Cuando mi amiga llegó guiada por el escándalo que se provocaba en el baño, ya me había dislocado el hombro y temblaba recostado en una puerta donde pensé que permanecería el resto de mi existencia.

Atribuyo esa anécdota como la razón de su desinterés en nuestro futuro romance, pues fue a partir de ahí que en lugar de ser alguien admirable para ella, me convertí en razón de burla, en las conversaciones de nuestros amigos.

—Lo hubieras visto —dijo ella al hablar con su padre al día siguiente—. Se volvió loco solo porque no podía abrir la puerta, hasta quebró el tubo de la regadera. La puerta no se abría porque debajo de ella se cayó aquel pedacito de metal que mi mama pone para que no se cierre la puerta de la cocina.
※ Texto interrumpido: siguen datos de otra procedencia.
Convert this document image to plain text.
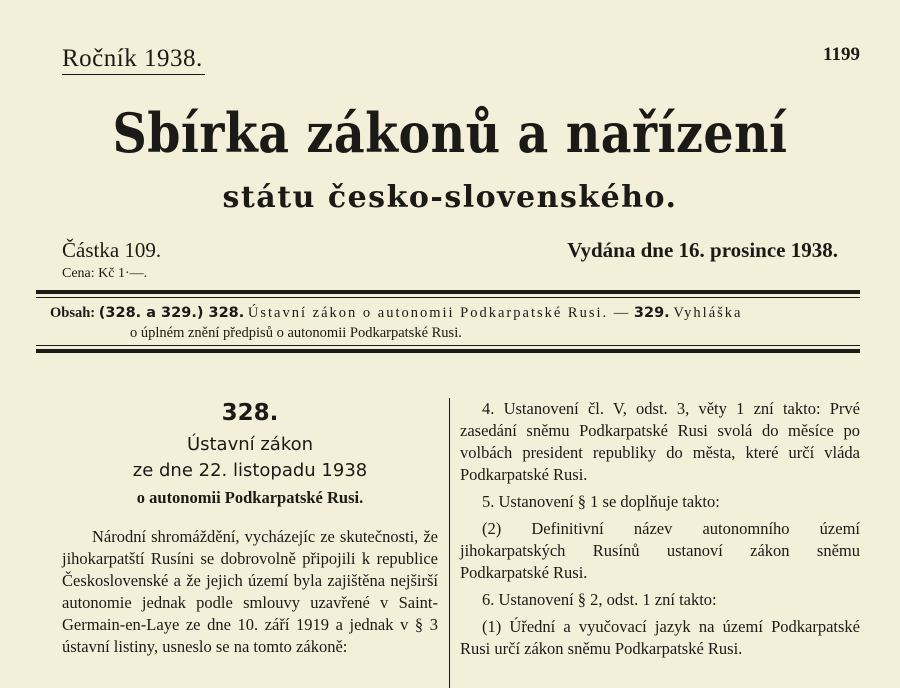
Ročník 1938.	1199
Sbírka zákonů a nařízení
státu česko-slovenského.
Částka 109.
Cena: Kč 1·—.
Vydána dne 16. prosince 1938.
Obsah: (328. a 329.) 328. Ústavní zákon o autonomii Podkarpatské Rusi. — 329. Vyhláška
o úplném znění předpisů o autonomii Podkarpatské Rusi.
328.
Ústavní zákon
ze dne 22. listopadu 1938
o autonomii Podkarpatské Rusi.

Národní shromáždění, vycházejíc ze skutečnosti, že jihokarpatští Rusíni se dobrovolně připojili k republice Československé a že jejich území byla zajištěna nejširší autonomie jednak podle smlouvy uzavřené v Saint-Germain-en-Laye ze dne 10. září 1919 a jednak v § 3 ústavní listiny, usneslo se na tomto zákoně:

4. Ustanovení čl. V, odst. 3, věty 1 zní takto: Prvé zasedání sněmu Podkarpatské Rusi svolá do měsíce po volbách president republiky do města, které určí vláda Podkarpatské Rusi.

5. Ustanovení § 1 se doplňuje takto:

(2) Definitivní název autonomního území jihokarpatských Rusínů ustanoví zákon sněmu Podkarpatské Rusi.

6. Ustanovení § 2, odst. 1 zní takto:

(1) Úřední a vyučovací jazyk na území Podkarpatské Rusi určí zákon sněmu Podkarpatské Rusi.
De plano se cayó cuando cerró la puerta, y se quedó trabada con la baldosa que está quebrada.

—Jamás los volveré a dejar solos —contestó su padre, con una expresión de fingida seriedad, ya que, por dentro, de seguro se partía a risas.
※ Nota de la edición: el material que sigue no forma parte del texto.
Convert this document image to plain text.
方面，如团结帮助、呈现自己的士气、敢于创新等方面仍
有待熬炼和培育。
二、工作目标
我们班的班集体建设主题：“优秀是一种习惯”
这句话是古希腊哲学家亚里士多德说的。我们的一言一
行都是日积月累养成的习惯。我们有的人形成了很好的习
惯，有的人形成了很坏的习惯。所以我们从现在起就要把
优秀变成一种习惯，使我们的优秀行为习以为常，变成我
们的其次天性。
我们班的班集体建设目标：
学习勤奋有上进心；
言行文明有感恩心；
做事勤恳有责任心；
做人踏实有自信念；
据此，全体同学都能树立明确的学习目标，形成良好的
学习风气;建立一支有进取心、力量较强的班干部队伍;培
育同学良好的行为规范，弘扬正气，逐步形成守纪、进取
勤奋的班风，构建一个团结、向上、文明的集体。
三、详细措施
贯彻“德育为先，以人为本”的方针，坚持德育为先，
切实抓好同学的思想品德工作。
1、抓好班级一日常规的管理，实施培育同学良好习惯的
Fue a partir de ese momento que mi mente se sumió en el razonamiento lógico y por tal motivo, al enfrentarme a cualquier situación similar pensé con mucha claridad antes de entrar en pánico. Cuando se extravió el gato de mi hermana pequeña, ella lo siguió por los callejones de la colonia, regresó al término de pocos minutos. Estaba pálida y llorando. Me contó que lo había encontrado sentado sobre unas escaleras y que una mujer lo había tomado para luego adentrarse a una casa abandonada sin abrir la puerta.

—Yo la vi, se levantó como flotando y atravesó la puerta por completo. La hubieras visto. Pobre gatito, ya lo perdí para siempre.
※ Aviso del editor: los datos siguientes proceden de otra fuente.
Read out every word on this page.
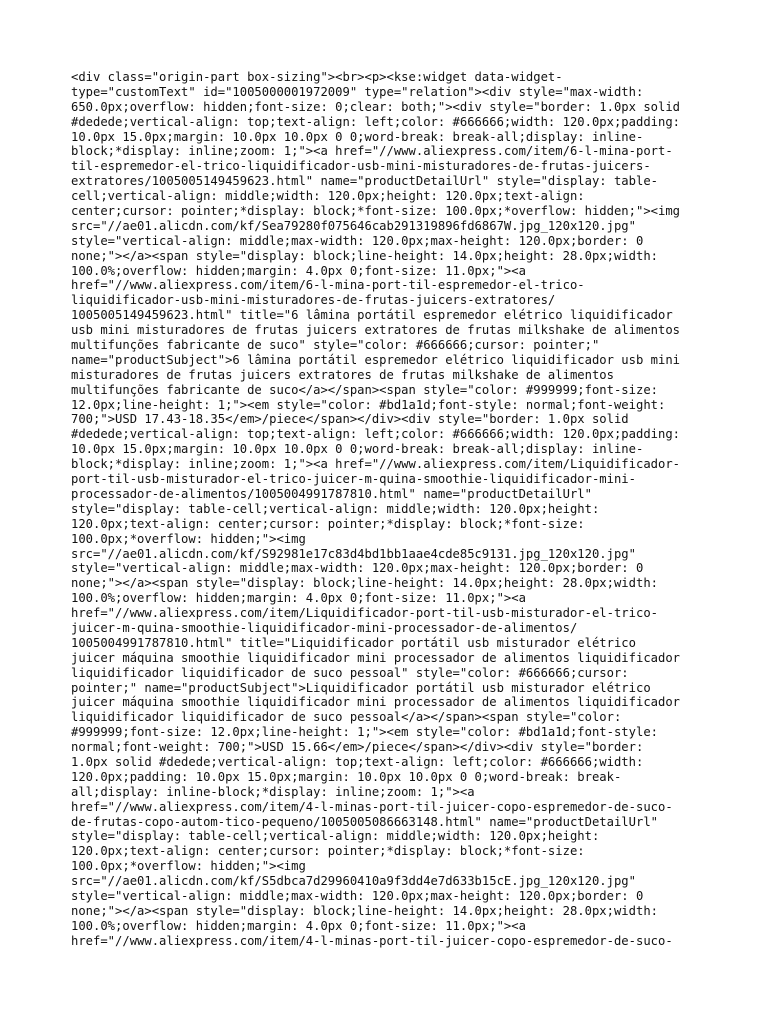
<div class="origin-part box-sizing"><br><p><kse:widget data-widget-
type="customText" id="1005000001972009" type="relation"><div style="max-width:
650.0px;overflow: hidden;font-size: 0;clear: both;"><div style="border: 1.0px solid
#dedede;vertical-align: top;text-align: left;color: #666666;width: 120.0px;padding:
10.0px 15.0px;margin: 10.0px 10.0px 0 0;word-break: break-all;display: inline-
block;*display: inline;zoom: 1;"><a href="//www.aliexpress.com/item/6-l-mina-port-
til-espremedor-el-trico-liquidificador-usb-mini-misturadores-de-frutas-juicers-
extratores/1005005149459623.html" name="productDetailUrl" style="display: table-
cell;vertical-align: middle;width: 120.0px;height: 120.0px;text-align:
center;cursor: pointer;*display: block;*font-size: 100.0px;*overflow: hidden;"><img
src="//ae01.alicdn.com/kf/Sea79280f075646cab291319896fd6867W.jpg_120x120.jpg"
style="vertical-align: middle;max-width: 120.0px;max-height: 120.0px;border: 0
none;"></a><span style="display: block;line-height: 14.0px;height: 28.0px;width:
100.0%;overflow: hidden;margin: 4.0px 0;font-size: 11.0px;"><a
href="//www.aliexpress.com/item/6-l-mina-port-til-espremedor-el-trico-
liquidificador-usb-mini-misturadores-de-frutas-juicers-extratores/
1005005149459623.html" title="6 lâmina portátil espremedor elétrico liquidificador
usb mini misturadores de frutas juicers extratores de frutas milkshake de alimentos
multifunções fabricante de suco" style="color: #666666;cursor: pointer;"
name="productSubject">6 lâmina portátil espremedor elétrico liquidificador usb mini
misturadores de frutas juicers extratores de frutas milkshake de alimentos
multifunções fabricante de suco</a></span><span style="color: #999999;font-size:
12.0px;line-height: 1;"><em style="color: #bd1a1d;font-style: normal;font-weight:
700;">USD 17.43-18.35</em>/piece</span></div><div style="border: 1.0px solid
#dedede;vertical-align: top;text-align: left;color: #666666;width: 120.0px;padding:
10.0px 15.0px;margin: 10.0px 10.0px 0 0;word-break: break-all;display: inline-
block;*display: inline;zoom: 1;"><a href="//www.aliexpress.com/item/Liquidificador-
port-til-usb-misturador-el-trico-juicer-m-quina-smoothie-liquidificador-mini-
processador-de-alimentos/1005004991787810.html" name="productDetailUrl"
style="display: table-cell;vertical-align: middle;width: 120.0px;height:
120.0px;text-align: center;cursor: pointer;*display: block;*font-size:
100.0px;*overflow: hidden;"><img
src="//ae01.alicdn.com/kf/S92981e17c83d4bd1bb1aae4cde85c9131.jpg_120x120.jpg"
style="vertical-align: middle;max-width: 120.0px;max-height: 120.0px;border: 0
none;"></a><span style="display: block;line-height: 14.0px;height: 28.0px;width:
100.0%;overflow: hidden;margin: 4.0px 0;font-size: 11.0px;"><a
href="//www.aliexpress.com/item/Liquidificador-port-til-usb-misturador-el-trico-
juicer-m-quina-smoothie-liquidificador-mini-processador-de-alimentos/
1005004991787810.html" title="Liquidificador portátil usb misturador elétrico
juicer máquina smoothie liquidificador mini processador de alimentos liquidificador
liquidificador liquidificador de suco pessoal" style="color: #666666;cursor:
pointer;" name="productSubject">Liquidificador portátil usb misturador elétrico
juicer máquina smoothie liquidificador mini processador de alimentos liquidificador
liquidificador liquidificador de suco pessoal</a></span><span style="color:
#999999;font-size: 12.0px;line-height: 1;"><em style="color: #bd1a1d;font-style:
normal;font-weight: 700;">USD 15.66</em>/piece</span></div><div style="border:
1.0px solid #dedede;vertical-align: top;text-align: left;color: #666666;width:
120.0px;padding: 10.0px 15.0px;margin: 10.0px 10.0px 0 0;word-break: break-
all;display: inline-block;*display: inline;zoom: 1;"><a
href="//www.aliexpress.com/item/4-l-minas-port-til-juicer-copo-espremedor-de-suco-
de-frutas-copo-autom-tico-pequeno/1005005086663148.html" name="productDetailUrl"
style="display: table-cell;vertical-align: middle;width: 120.0px;height:
120.0px;text-align: center;cursor: pointer;*display: block;*font-size:
100.0px;*overflow: hidden;"><img
src="//ae01.alicdn.com/kf/S5dbca7d29960410a9f3dd4e7d633b15cE.jpg_120x120.jpg"
style="vertical-align: middle;max-width: 120.0px;max-height: 120.0px;border: 0
none;"></a><span style="display: block;line-height: 14.0px;height: 28.0px;width:
100.0%;overflow: hidden;margin: 4.0px 0;font-size: 11.0px;"><a
href="//www.aliexpress.com/item/4-l-minas-port-til-juicer-copo-espremedor-de-suco-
—Vamos a ver —le dije. Y me siguió luego de mucha resistencia.

Cabe mencionar que era de noche y que los callejones de la colonia siempre estuvieron muy poco iluminados. Cuando llegamos, a simple vista deduje la respuesta. Y es que, si mirabas con atención, esa casa era claramente ocupada por vagabundos y lo que resguardaba la entrada principal, no era una puerta sino una cortina que, si bien en algún momento de la historia había sido blanca, el tiempo y la suciedad la habían tornado del mismo color grisáceo muy similar al resto de las puertas del vecindario.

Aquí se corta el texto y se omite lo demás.